I am failing to register my ASA with Sourcefire module. I see in the V DC that the syslog says it connected to the module successfully, but fails to authenticate
“sftunneld:sf_ssl [WARN] VerifyConnect:Failed to authenticate or to be authenticated by peer”
Verify that the key being used to configure the manager on the SFR module and the key entered when registering the SFR Module as a Device in Defense Center are the same.
I had to open a TAC about this. The problem was that, after a forced power reload of the ASAs, a file "sftunnel.conf" got corrupted. It seems that this file is responsible for the the communication service between the Manager and the SFR. If the service is down then the SFR does not listen on TCP/8305. So the TAC engineer stopped the service, deleted the corrupted file, recreated it and restarted the service. All these from the expert CLI mode of the SFR.

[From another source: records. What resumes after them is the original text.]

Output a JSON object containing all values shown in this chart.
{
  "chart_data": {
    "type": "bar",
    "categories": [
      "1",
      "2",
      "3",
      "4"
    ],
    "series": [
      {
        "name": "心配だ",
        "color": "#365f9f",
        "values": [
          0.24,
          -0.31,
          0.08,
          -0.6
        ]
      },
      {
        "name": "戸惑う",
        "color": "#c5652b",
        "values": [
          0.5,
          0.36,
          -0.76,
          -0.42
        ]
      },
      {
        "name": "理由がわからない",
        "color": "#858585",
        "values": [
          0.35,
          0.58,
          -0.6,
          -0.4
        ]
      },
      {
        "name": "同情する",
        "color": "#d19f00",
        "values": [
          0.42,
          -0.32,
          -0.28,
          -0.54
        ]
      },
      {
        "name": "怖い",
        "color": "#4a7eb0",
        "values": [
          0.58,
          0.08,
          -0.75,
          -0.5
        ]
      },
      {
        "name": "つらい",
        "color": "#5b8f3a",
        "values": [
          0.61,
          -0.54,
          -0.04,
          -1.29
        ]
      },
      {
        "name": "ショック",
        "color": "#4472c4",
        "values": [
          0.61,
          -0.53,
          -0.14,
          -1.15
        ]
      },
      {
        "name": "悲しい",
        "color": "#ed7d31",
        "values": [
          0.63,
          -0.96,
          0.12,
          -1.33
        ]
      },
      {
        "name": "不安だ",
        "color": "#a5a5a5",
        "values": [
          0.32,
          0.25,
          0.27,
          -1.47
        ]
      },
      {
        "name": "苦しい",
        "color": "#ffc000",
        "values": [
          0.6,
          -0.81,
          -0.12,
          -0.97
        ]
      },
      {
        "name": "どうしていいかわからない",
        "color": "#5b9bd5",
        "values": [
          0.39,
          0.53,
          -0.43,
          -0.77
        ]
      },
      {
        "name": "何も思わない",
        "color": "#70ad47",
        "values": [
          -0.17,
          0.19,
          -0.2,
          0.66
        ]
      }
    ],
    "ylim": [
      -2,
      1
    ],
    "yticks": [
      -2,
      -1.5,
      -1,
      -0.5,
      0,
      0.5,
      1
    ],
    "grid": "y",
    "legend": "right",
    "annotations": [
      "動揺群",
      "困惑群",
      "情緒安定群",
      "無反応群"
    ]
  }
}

I logged the TAC engineer's session so here it is (see attached tac_session_log.txt). Though, you will need the root password to be able to perform what he did.
He sent me the text file sftunnel.conf (included in sftunnel.zip), browsed in /etc/sf/ and created the file named sftunnel.conf with vi editor, where he copy-pasted the text from the file he had sent me.
I hope that helps.
It did not worked for me. I get access denied at on one point of the process. If i reimage the module, will that help? Or i will have yhe same issue?
Can anyone try to deny youtube.com by using sfr?
I did such test that fail for me because it's not blocking when I try to access site using Internet Explorer.
Had the same issue. Followed the instructions on how to edit in VI then pasted the attached sftunnel.conf and saved. Module registered instantly.
Did you figure this one out?
I get exactly the same on my ASA SFR.
"Communication channel for management interface is not configured!"